Schneier on Security
Threat Actors Hide Behind School-Themed Domains In Newly Uncovered Bulletproof Infrastructure
Cybercriminals are exploiting education-themed domains as front ends for a traffic distribution system (TDS) that delivers phishing, scams, and malware payloads via bulletproof hosting. Analysis revealed first-stage JavaScript loaders directing victims through complex routing chains, demonstrating increasing adversarial sophistication in masking harmful infrastructure.
GBHackers
Hugging Face Repositories Hijacked For Android RAT Delivery, Bypassing Traditional Defenses
Attackers have abused Hugging Face’s machine learning platform repositories to distribute a polymorphic Android RAT dropper named TrustBastion. Leveraging social engineering alongside Accessibility Services exploitation, this campaign evades standard hash-based detection and gains deep control over infected devices.
GBHackers
Moltbot Operators Leak Control Panels via Exposed mDNS Traffic
Misconfigured multicast DNS broadcasts in Moltbot deployments leak sensitive operational metadata, including control panel access credentials for over 1,400 global instances.
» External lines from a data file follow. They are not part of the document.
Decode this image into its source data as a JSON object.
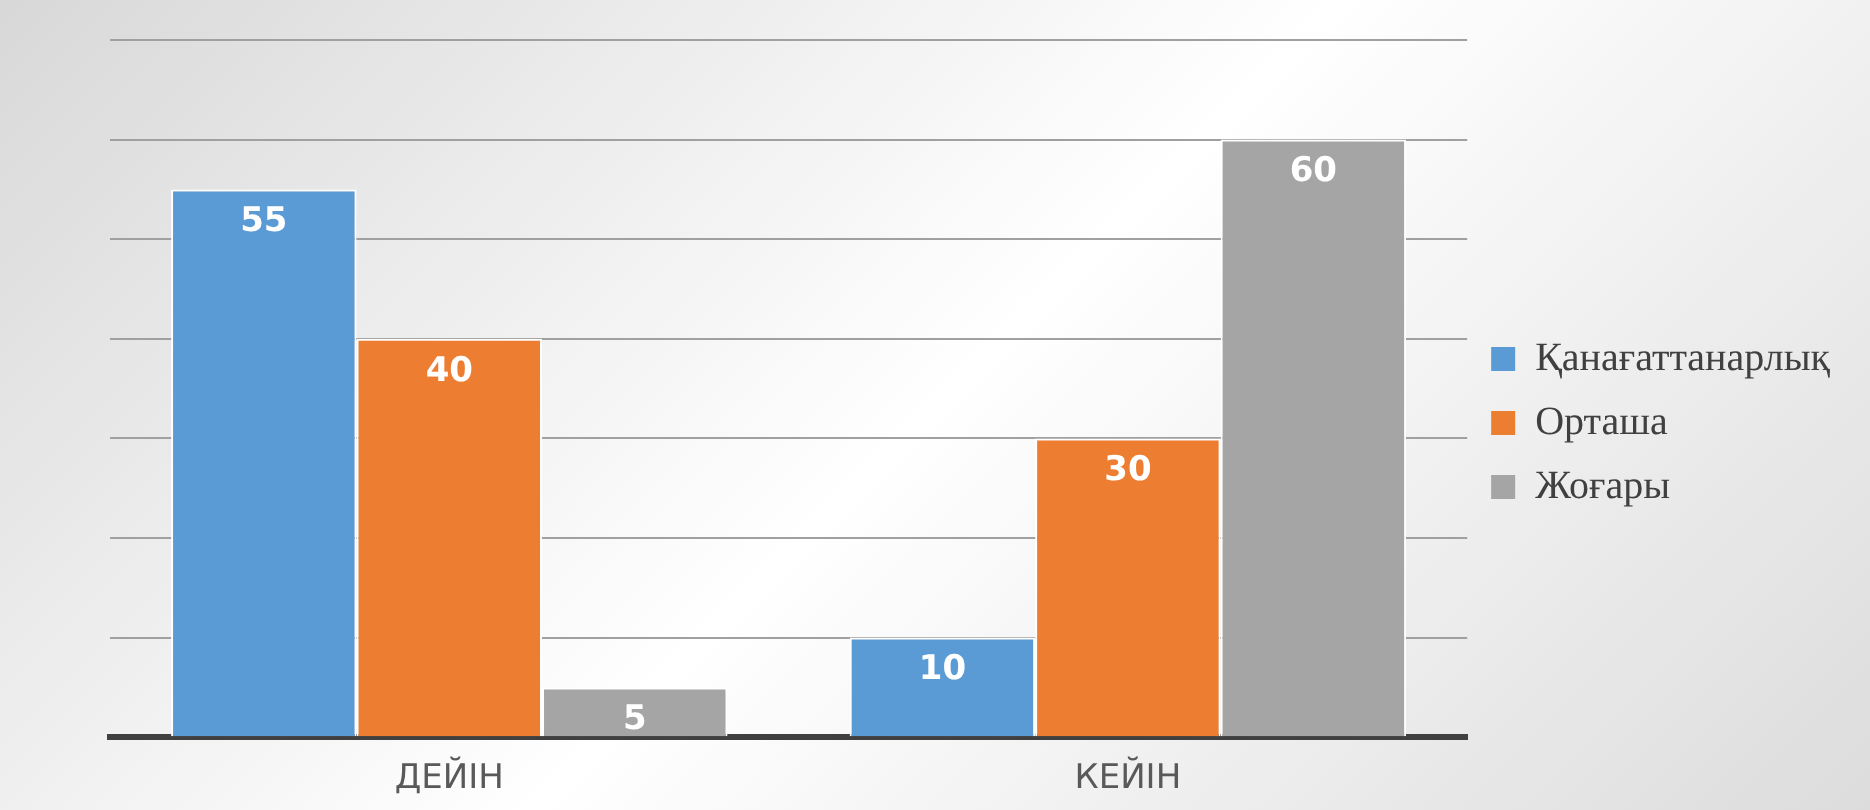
{
  "chart_data": {
    "type": "bar",
    "categories": [
      "ДЕЙІН",
      "КЕЙІН"
    ],
    "series": [
      {
        "name": "Қанағаттанарлық",
        "color": "#5b9bd5",
        "values": [
          55,
          10
        ]
      },
      {
        "name": "Орташа",
        "color": "#ed7d31",
        "values": [
          40,
          30
        ]
      },
      {
        "name": "Жоғары",
        "color": "#a5a5a5",
        "values": [
          5,
          60
        ]
      }
    ],
    "ylim": [
      0,
      70
    ],
    "yticks": [
      {
        "value": 0,
        "label": null
      },
      {
        "value": 10,
        "label": null
      },
      {
        "value": 20,
        "label": null
      },
      {
        "value": 30,
        "label": null
      },
      {
        "value": 40,
        "label": null
      },
      {
        "value": 50,
        "label": null
      },
      {
        "value": 60,
        "label": null
      },
      {
        "value": 70,
        "label": null
      }
    ],
    "grid": "y",
    "legend": "right",
    "tick_labels": "x",
    "data_labels": true
  }
}
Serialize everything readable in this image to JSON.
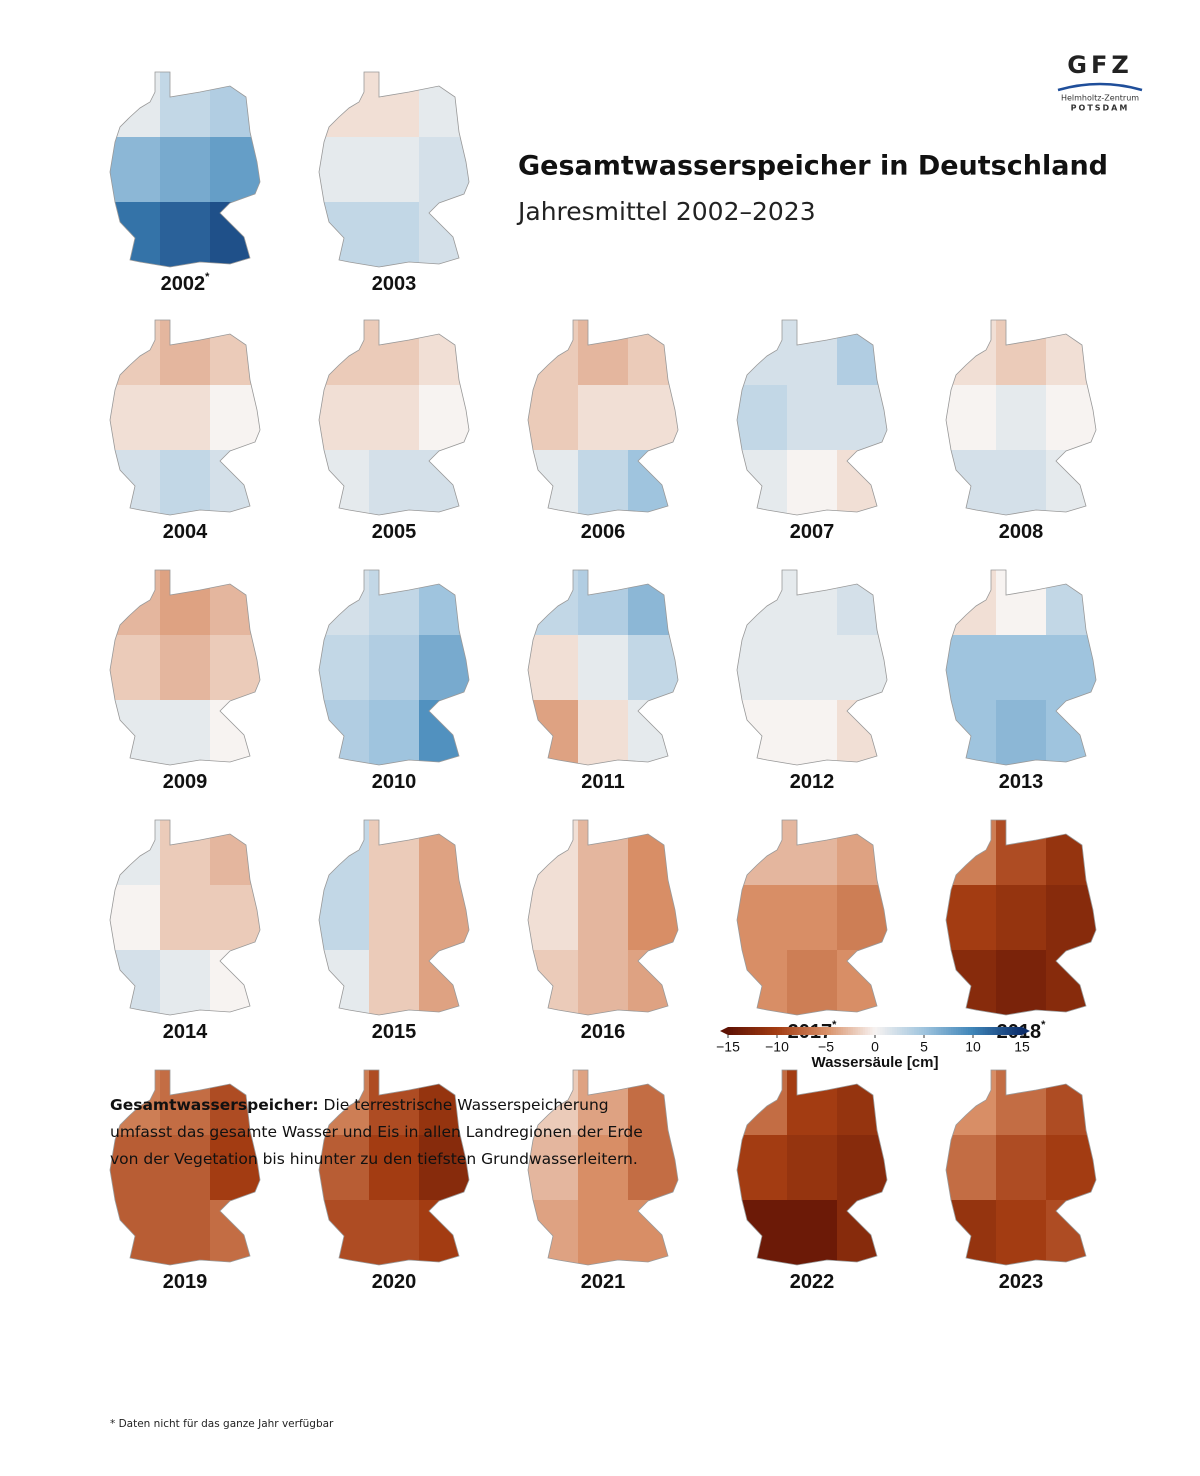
{
  "logo": {
    "name": "GFZ",
    "line1": "Helmholtz-Zentrum",
    "line2": "POTSDAM"
  },
  "title": "Gesamtwasserspeicher in Deutschland",
  "subtitle": "Jahresmittel 2002–2023",
  "maps": [
    {
      "year": "2002",
      "note": "*",
      "grid": [
        [
          1,
          3,
          4
        ],
        [
          6,
          7,
          8
        ],
        [
          11,
          12,
          13
        ]
      ]
    },
    {
      "year": "2003",
      "grid": [
        [
          -1,
          -1,
          1
        ],
        [
          1,
          1,
          2
        ],
        [
          3,
          3,
          2
        ]
      ]
    },
    {
      "year": "2004",
      "grid": [
        [
          -2,
          -3,
          -2
        ],
        [
          -1,
          -1,
          0
        ],
        [
          2,
          3,
          2
        ]
      ]
    },
    {
      "year": "2005",
      "grid": [
        [
          -2,
          -2,
          -1
        ],
        [
          -1,
          -1,
          0
        ],
        [
          1,
          2,
          2
        ]
      ]
    },
    {
      "year": "2006",
      "grid": [
        [
          -2,
          -3,
          -2
        ],
        [
          -2,
          -1,
          -1
        ],
        [
          1,
          3,
          5
        ]
      ]
    },
    {
      "year": "2007",
      "grid": [
        [
          2,
          2,
          4
        ],
        [
          3,
          2,
          2
        ],
        [
          1,
          0,
          -1
        ]
      ]
    },
    {
      "year": "2008",
      "grid": [
        [
          -1,
          -2,
          -1
        ],
        [
          0,
          1,
          0
        ],
        [
          2,
          2,
          1
        ]
      ]
    },
    {
      "year": "2009",
      "grid": [
        [
          -3,
          -4,
          -3
        ],
        [
          -2,
          -3,
          -2
        ],
        [
          1,
          1,
          0
        ]
      ]
    },
    {
      "year": "2010",
      "grid": [
        [
          2,
          3,
          5
        ],
        [
          3,
          4,
          7
        ],
        [
          4,
          5,
          9
        ]
      ]
    },
    {
      "year": "2011",
      "grid": [
        [
          3,
          4,
          6
        ],
        [
          -1,
          1,
          3
        ],
        [
          -4,
          -1,
          1
        ]
      ]
    },
    {
      "year": "2012",
      "grid": [
        [
          1,
          1,
          2
        ],
        [
          1,
          1,
          1
        ],
        [
          0,
          0,
          -1
        ]
      ]
    },
    {
      "year": "2013",
      "grid": [
        [
          -1,
          0,
          3
        ],
        [
          5,
          5,
          5
        ],
        [
          5,
          6,
          5
        ]
      ]
    },
    {
      "year": "2014",
      "grid": [
        [
          1,
          -2,
          -3
        ],
        [
          0,
          -2,
          -2
        ],
        [
          2,
          1,
          0
        ]
      ]
    },
    {
      "year": "2015",
      "grid": [
        [
          3,
          -2,
          -4
        ],
        [
          3,
          -2,
          -4
        ],
        [
          1,
          -2,
          -4
        ]
      ]
    },
    {
      "year": "2016",
      "grid": [
        [
          -1,
          -3,
          -5
        ],
        [
          -1,
          -3,
          -5
        ],
        [
          -2,
          -3,
          -4
        ]
      ]
    },
    {
      "year": "2017",
      "note": "*",
      "grid": [
        [
          -3,
          -3,
          -4
        ],
        [
          -5,
          -5,
          -6
        ],
        [
          -5,
          -6,
          -5
        ]
      ]
    },
    {
      "year": "2018",
      "note": "*",
      "grid": [
        [
          -6,
          -9,
          -11
        ],
        [
          -10,
          -11,
          -12
        ],
        [
          -12,
          -13,
          -12
        ]
      ]
    },
    {
      "year": "2019",
      "grid": [
        [
          -6,
          -7,
          -9
        ],
        [
          -8,
          -8,
          -10
        ],
        [
          -8,
          -8,
          -7
        ]
      ]
    },
    {
      "year": "2020",
      "grid": [
        [
          -6,
          -9,
          -11
        ],
        [
          -8,
          -10,
          -12
        ],
        [
          -9,
          -9,
          -10
        ]
      ]
    },
    {
      "year": "2021",
      "grid": [
        [
          -2,
          -4,
          -7
        ],
        [
          -3,
          -5,
          -7
        ],
        [
          -4,
          -5,
          -5
        ]
      ]
    },
    {
      "year": "2022",
      "grid": [
        [
          -7,
          -10,
          -11
        ],
        [
          -10,
          -11,
          -12
        ],
        [
          -14,
          -14,
          -12
        ]
      ]
    },
    {
      "year": "2023",
      "grid": [
        [
          -5,
          -7,
          -9
        ],
        [
          -7,
          -9,
          -10
        ],
        [
          -11,
          -10,
          -9
        ]
      ]
    }
  ],
  "colorbar": {
    "label": "Wassersäule [cm]",
    "lim": [
      -15,
      15
    ],
    "ticks": [
      {
        "value": -15,
        "label": "−15"
      },
      {
        "value": -10,
        "label": "−10"
      },
      {
        "value": -5,
        "label": "−5"
      },
      0,
      5,
      10,
      15
    ],
    "colors": [
      "#5e1204",
      "#a33c12",
      "#d88e66",
      "#f7f3f1",
      "#9fc4de",
      "#3e84b7",
      "#0b2d6b"
    ]
  },
  "definition": {
    "term": "Gesamtwasserspeicher:",
    "text": "Die terrestrische Wasserspeicherung umfasst das gesamte Wasser und Eis in allen Landregionen der Erde von der Vegetation bis hinunter zu den tiefsten Grundwasserleitern."
  },
  "footnote": "* Daten nicht für das ganze Jahr verfügbar"
}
This exposure places numerous autonomous agent orchestration systems at risk of reconnaissance and takeover by unauthorized actors.
CyberPress
Attackers Hijack 200+ Sites by Exploiting Magento Vulnerability
More than 200 Magento e-commerce sites suffered compromises through abuse of CVE-2025-54236 (“SessionReaper”), which allows bypassing session invalidation leading to unauthorized account takeovers. Multiple independent campaigns underline the criticality of patching and monitoring session management vulnerabilities in web applications.
CyberPress
Researchers Uncover Chrome Extensions Abusing Affiliate Links and Stealing ChatGPT Access
Malicious Chrome extensions, including “Amazon Ads Blocker,” have been identified hijacking affiliate links and stealing OpenAI ChatGPT authentication tokens. This undermines user trust and risks data leakage, illustrating continued malicious targeting of browser extension ecosystems.
The Hacker News
China-Linked UAT-8099 Targets IIS Servers in Asia with BadIIS SEO Malware
Cisco Talos researchers reveal a campaign by China-linked UAT-8099 targeting vulnerable IIS servers in Thailand, Vietnam, and wider Asia. The attackers implant BadIIS SEO malware that manipulates search engine rankings to distribute malicious content, highlighting regionally focused infrastructure attacks.
The Hacker News
Microsoft to Disable NTLM by Default in Future Windows Releases
Microsoft will disable the legacy NTLM authentication protocol by default in upcoming Windows versions, addressing longstanding security vulnerabilities exploited by threat actors. This move encourages organizations to adopt more secure authentication methods, mitigating risks like credential replay and relay attacks.
BleepingComputer
AI Transparency: This newsletter uses AI to curate, rank, and summarize cybersecurity content from leading industry blogs. All articles link directly to original authors. Executive summaries are AI-generated based on article content. I curate the sources and deliver the digest—the original authors deserve the credit for their excellent work.